The following endpoints do **not** require authentication and can be called without an API key:

| Endpoint                 | Description                                          |
| ------------------------ | ---------------------------------------------------- |
| `GET /api/v2/sports`     | Returns the list of available sports and their IDs.  |
| `GET /api/v2/affiliates` | Returns the list of available sportsbook affiliates. |

These endpoints are useful for bootstrapping your application with reference data before making authenticated requests.

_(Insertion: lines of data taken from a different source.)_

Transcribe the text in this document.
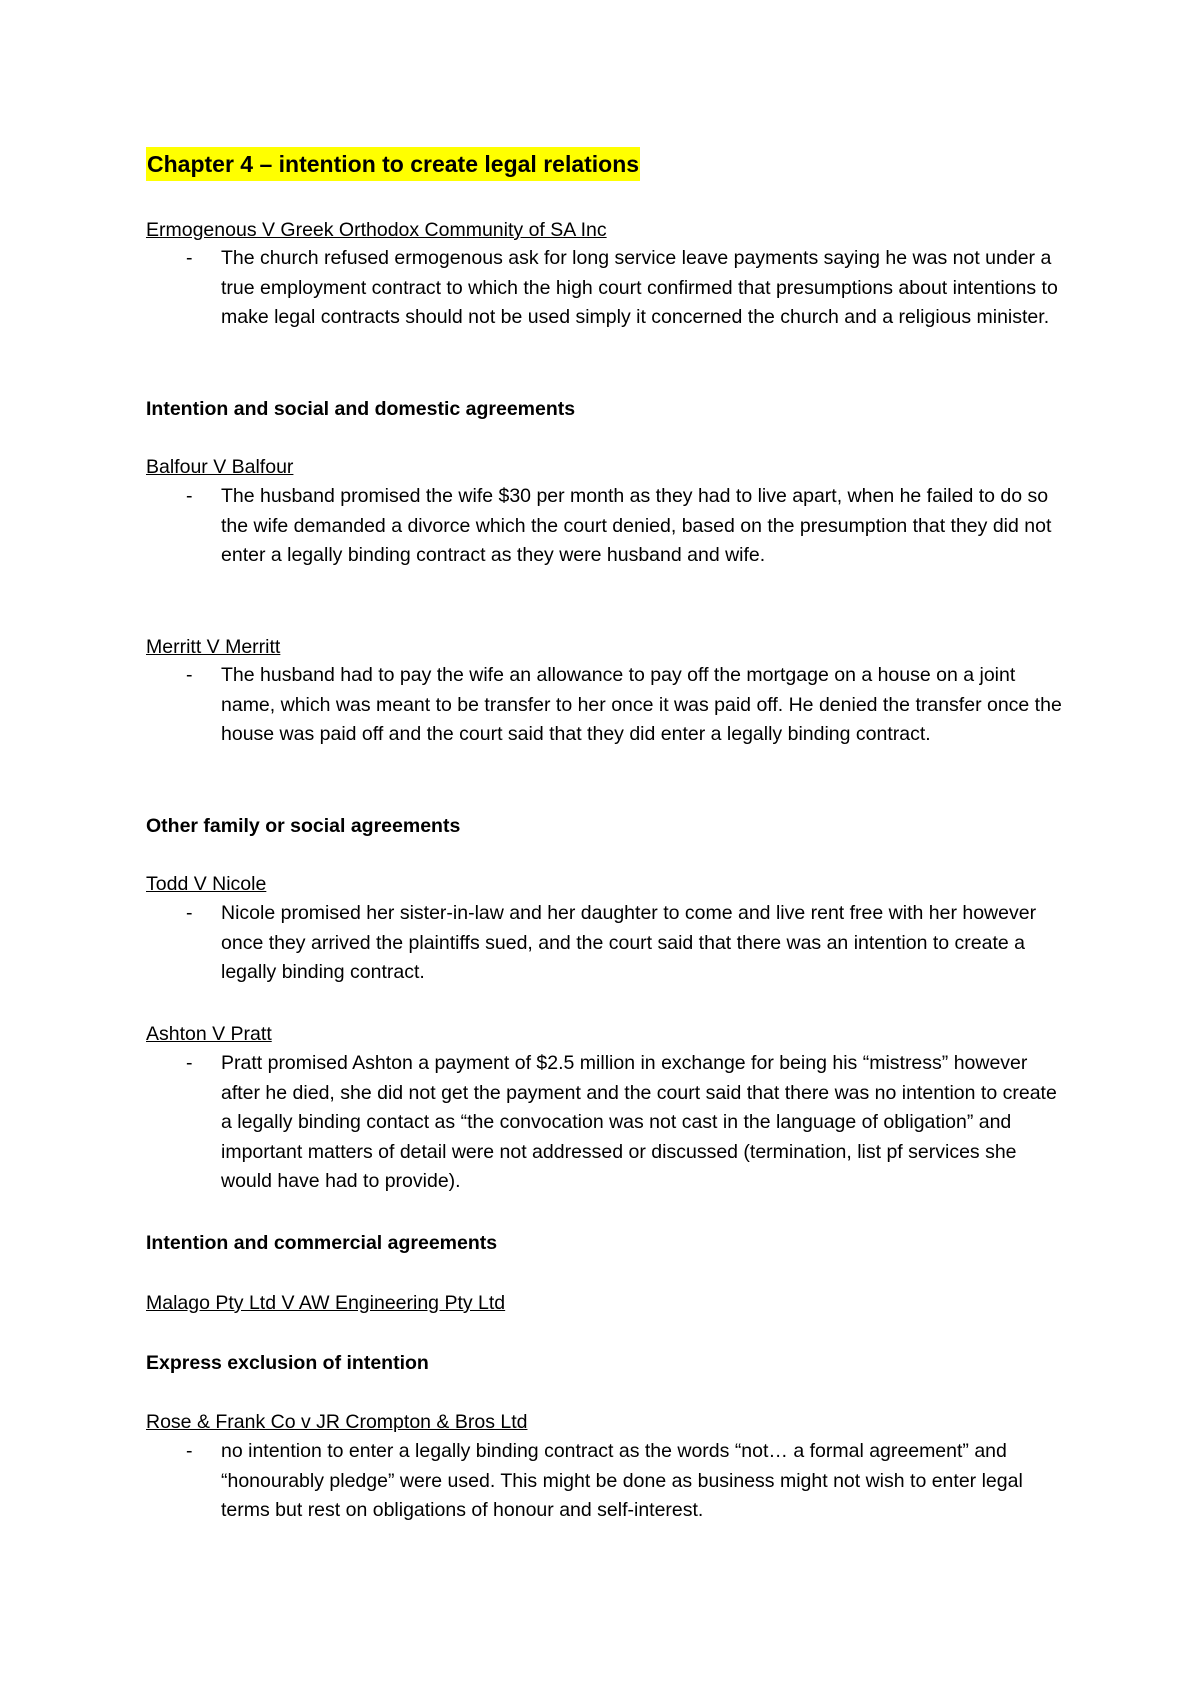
Chapter 4 – intention to create legal relations
Ermogenous V Greek Orthodox Community of SA Inc
- The church refused ermogenous ask for long service leave payments saying he was not under a true employment contract to which the high court confirmed that presumptions about intentions to make legal contracts should not be used simply it concerned the church and a religious minister.
Intention and social and domestic agreements
Balfour V Balfour
- The husband promised the wife $30 per month as they had to live apart, when he failed to do so the wife demanded a divorce which the court denied, based on the presumption that they did not enter a legally binding contract as they were husband and wife.
Merritt V Merritt
- The husband had to pay the wife an allowance to pay off the mortgage on a house on a joint name, which was meant to be transfer to her once it was paid off. He denied the transfer once the house was paid off and the court said that they did enter a legally binding contract.
Other family or social agreements
Todd V Nicole
- Nicole promised her sister-in-law and her daughter to come and live rent free with her however once they arrived the plaintiffs sued, and the court said that there was an intention to create a legally binding contract.
Ashton V Pratt
- Pratt promised Ashton a payment of $2.5 million in exchange for being his “mistress” however after he died, she did not get the payment and the court said that there was no intention to create a legally binding contact as “the convocation was not cast in the language of obligation” and important matters of detail were not addressed or discussed (termination, list pf services she would have had to provide).
Intention and commercial agreements
Malago Pty Ltd V AW Engineering Pty Ltd
Express exclusion of intention
Rose & Frank Co v JR Crompton & Bros Ltd
- no intention to enter a legally binding contract as the words “not… a formal agreement” and “honourably pledge” were used. This might be done as business might not wish to enter legal terms but rest on obligations of honour and self-interest.
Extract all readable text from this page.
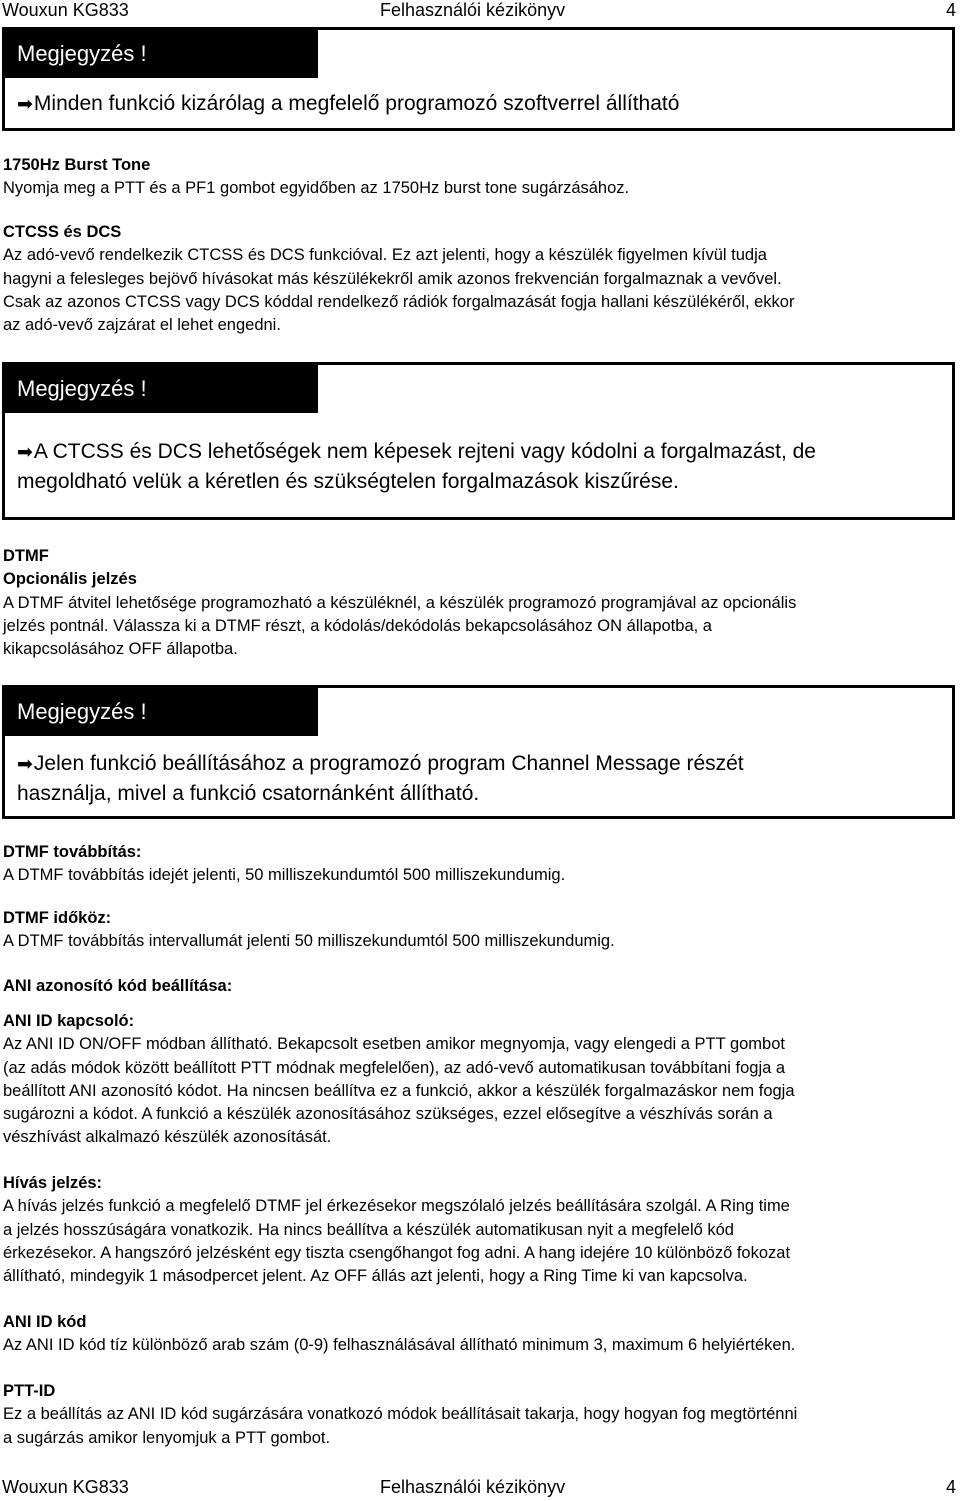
Wouxun KG833	Felhasználói kézikönyv	4
Megjegyzés !

➡Minden funkció kizárólag a megfelelő programozó szoftverrel állítható

1750Hz Burst Tone

Nyomja meg a PTT és a PF1 gombot egyidőben az 1750Hz burst tone sugárzásához.

CTCSS és DCS

Az adó-vevő rendelkezik CTCSS és DCS funkcióval. Ez azt jelenti, hogy a készülék figyelmen kívül tudja

hagyni a felesleges bejövő hívásokat más készülékekről amik azonos frekvencián forgalmaznak a vevővel.

Csak az azonos CTCSS vagy DCS kóddal rendelkező rádiók forgalmazását fogja hallani készülékéről, ekkor

az adó-vevő zajzárat el lehet engedni.

Megjegyzés !

➡A CTCSS és DCS lehetőségek nem képesek rejteni vagy kódolni a forgalmazást, de

megoldható velük a kéretlen és szükségtelen forgalmazások kiszűrése.

DTMF

Opcionális jelzés

A DTMF átvitel lehetősége programozható a készüléknél, a készülék programozó programjával az opcionális

jelzés pontnál. Válassza ki a DTMF részt, a kódolás/dekódolás bekapcsolásához ON állapotba, a

kikapcsolásához OFF állapotba.

Megjegyzés !

➡Jelen funkció beállításához a programozó program Channel Message részét

használja, mivel a funkció csatornánként állítható.

DTMF továbbítás:

A DTMF továbbítás idejét jelenti, 50 milliszekundumtól 500 milliszekundumig.

DTMF időköz:

A DTMF továbbítás intervallumát jelenti 50 milliszekundumtól 500 milliszekundumig.

ANI azonosító kód beállítása:

ANI ID kapcsoló:

Az ANI ID ON/OFF módban állítható. Bekapcsolt esetben amikor megnyomja, vagy elengedi a PTT gombot

(az adás módok között beállított PTT módnak megfelelően), az adó-vevő automatikusan továbbítani fogja a

beállított ANI azonosító kódot. Ha nincsen beállítva ez a funkció, akkor a készülék forgalmazáskor nem fogja

sugározni a kódot. A funkció a készülék azonosításához szükséges, ezzel elősegítve a vészhívás során a

vészhívást alkalmazó készülék azonosítását.

Hívás jelzés:

A hívás jelzés funkció a megfelelő DTMF jel érkezésekor megszólaló jelzés beállítására szolgál. A Ring time

a jelzés hosszúságára vonatkozik. Ha nincs beállítva a készülék automatikusan nyit a megfelelő kód

érkezésekor. A hangszóró jelzésként egy tiszta csengőhangot fog adni. A hang idejére 10 különböző fokozat

állítható, mindegyik 1 másodpercet jelent. Az OFF állás azt jelenti, hogy a Ring Time ki van kapcsolva.

ANI ID kód

Az ANI ID kód tíz különböző arab szám (0-9) felhasználásával állítható minimum 3, maximum 6 helyiértéken.

PTT-ID

Ez a beállítás az ANI ID kód sugárzására vonatkozó módok beállításait takarja, hogy hogyan fog megtörténni

a sugárzás amikor lenyomjuk a PTT gombot.

Wouxun KG833	Felhasználói kézikönyv	4
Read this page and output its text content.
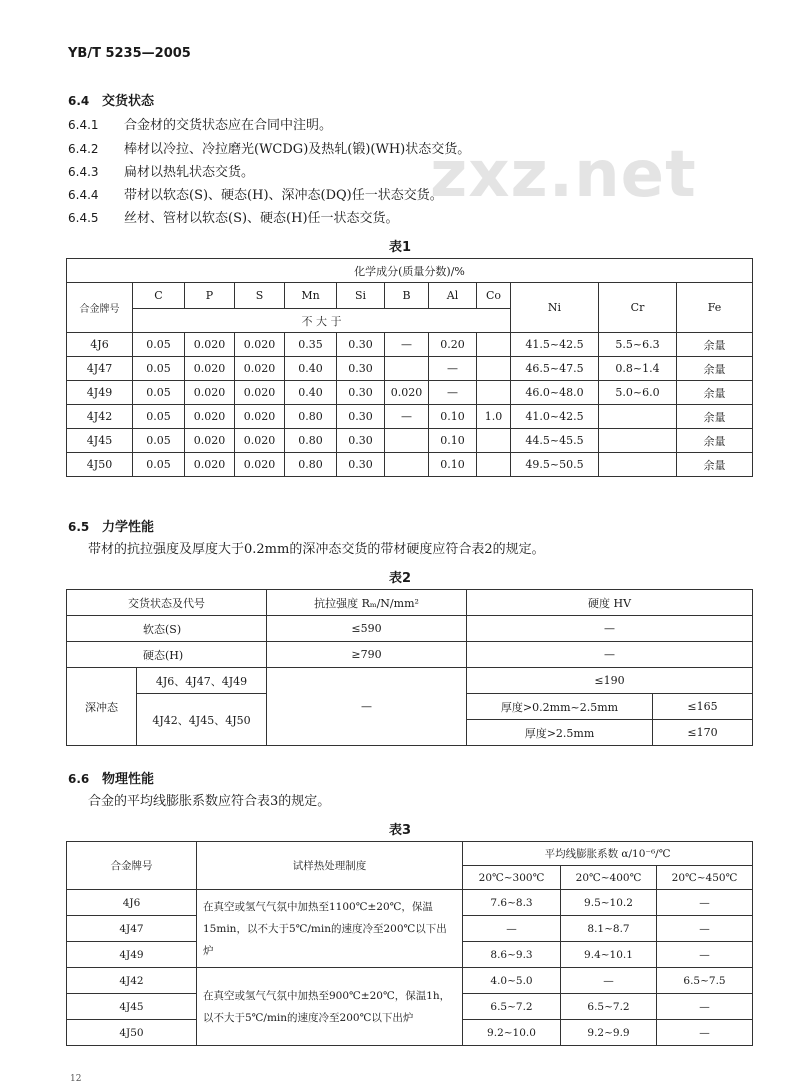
YB/T 5235—2005
zxz.net
6.4 交货状态
6.4.1 合金材的交货状态应在合同中注明。
6.4.2 棒材以冷拉、冷拉磨光(WCDG)及热轧(锻)(WH)状态交货。
6.4.3 扁材以热轧状态交货。
6.4.4 带材以软态(S)、硬态(H)、深冲态(DQ)任一状态交货。
6.4.5 丝材、管材以软态(S)、硬态(H)任一状态交货。
表1
化学成分(质量分数)/%											
合金牌号	C	P	S	Mn	Si	B	Al	Co	Ni	Cr	Fe
	不 大 于										
4J6	0.05	0.020	0.020	0.35	0.30	—	0.20		41.5~42.5	5.5~6.3	余量
4J47	0.05	0.020	0.020	0.40	0.30		—		46.5~47.5	0.8~1.4	余量
4J49	0.05	0.020	0.020	0.40	0.30	0.020	—		46.0~48.0	5.0~6.0	余量
4J42	0.05	0.020	0.020	0.80	0.30	—	0.10	1.0	41.0~42.5		余量
4J45	0.05	0.020	0.020	0.80	0.30		0.10		44.5~45.5		余量
4J50	0.05	0.020	0.020	0.80	0.30		0.10		49.5~50.5		余量
6.5 力学性能
带材的抗拉强度及厚度大于0.2mm的深冲态交货的带材硬度应符合表2的规定。
表2
交货状态及代号		抗拉强度 Rₘ/N/mm²	硬度 HV	
软态(S)		≤590	—	
硬态(H)		≥790	—	
深冲态	4J6、4J47、4J49	—	≤190	
	4J42、4J45、4J50		厚度>0.2mm~2.5mm	≤165
			厚度>2.5mm	≤170
6.6 物理性能
合金的平均线膨胀系数应符合表3的规定。
表3
合金牌号	试样热处理制度	平均线膨胀系数 α/10⁻⁶/℃		
		20℃~300℃	20℃~400℃	20℃~450℃
4J6	在真空或氢气气氛中加热至1100℃±20℃，保温15min，以不大于5℃/min的速度冷至200℃以下出炉	7.6~8.3	9.5~10.2	—
4J47		—	8.1~8.7	—
4J49		8.6~9.3	9.4~10.1	—
4J42	在真空或氢气气氛中加热至900℃±20℃，保温1h，以不大于5℃/min的速度冷至200℃以下出炉	4.0~5.0	—	6.5~7.5
4J45		6.5~7.2	6.5~7.2	—
4J50		9.2~10.0	9.2~9.9	—
12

## Security Best Practices

<AccordionGroup>
  <Accordion title="Never expose keys in client-side code">
    API keys embedded in frontend JavaScript, mobile app bundles, or public repositories can be extracted by anyone. Always route API calls through your own backend server.
  </Accordion>

  <Accordion title="Use environment variables">
    Store your API key in an environment variable rather than hardcoding it in source files. This prevents accidental commits to version control and makes key rotation straightforward.

    ```bash theme={null}
    # .env file (never commit this)
    THERUNDOWN_API_KEY=your_key_here
    ```

    ```python Python theme={null}
    import os
    api_key = os.environ["THERUNDOWN_API_KEY"]
    ```

    ```javascript Node.js theme={null}
    const apiKey = process.env.THERUNDOWN_API_KEY;
    ```
  </Accordion>

  <Accordion title="Rotate keys if compromised">
    If you suspect your API key has been exposed, contact TheRundown support immediately to rotate your key. Update all services that reference the old key as part of the rotation.
  </Accordion>

  <Accordion title="Use separate keys per environment">
    Maintain distinct API keys for development, staging, and production. This limits the blast radius if a non-production key is leaked and makes it easier to track usage per environment.